Note that this isn't GCC, it's Clang.
would that then be getting set by USE=hardened for the clang-common package?
(In reply to Reuben Martin from comment #5) > would that then be getting set by USE=hardened for the clang-common package? Yeah, exactly. Would you mind filing a bug upstream (possibly even sending a PR)? It should be pretty straightforward like you said, it's fine to do this unconditionally.
*** Bug 890164 has been marked as a duplicate of this bug. ***
Created attachment 847942 [details, diff] systemd-bpf.patch when compiling the bpf code, try to disable clang's stack-protector would fix the problem. I've tested on unmatched board (riscv64 machine), and solved my problem. also it would be great if we can avoid these bpf automagic issue, how about introducing an USE=bpf?
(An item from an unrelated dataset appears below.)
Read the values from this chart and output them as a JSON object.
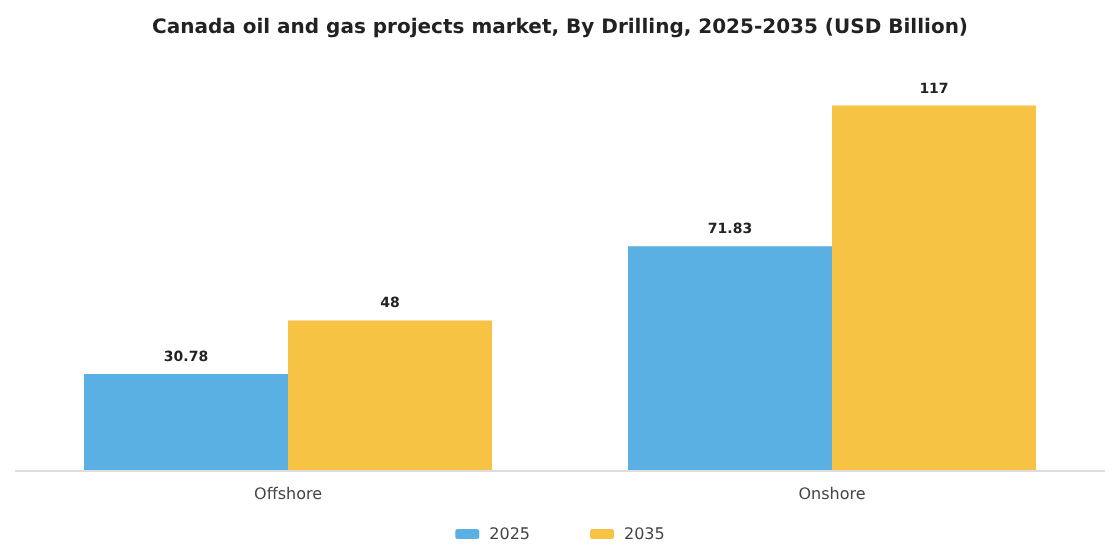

The bug has been referenced in the following commit(s): https://gitweb.gentoo.org/repo/gentoo.git/commit/?id=036c5283994e19f567c9c674a8567a8b49879aa1 commit 036c5283994e19f567c9c674a8567a8b49879aa1 Author: Sam James <sam@gentoo.org> AuthorDate: 2023-01-13 05:33:07 +0000 Commit: Sam James <sam@gentoo.org> CommitDate: 2023-01-13 05:33:07 +0000 sys-apps/systemd: fix build w/ clang+ssp Bug: https://bugs.gentoo.org/890004 Signed-off-by: Sam James <sam@gentoo.org> .../systemd/files/252-no-stack-protector-bpf.patch | 26 ++++++++++++++++++++++ sys-apps/systemd/systemd-252.4-r1.ebuild | 1 + 2 files changed, 27 insertions(+)
Thanks. Leaving open for the automagic bpf dep/usage.
(In reply to Sam James from comment #10) > Thanks. Leaving open for the automagic bpf dep/usage. Let's close and handle it in the dedicated bug I just filed: bug 917228.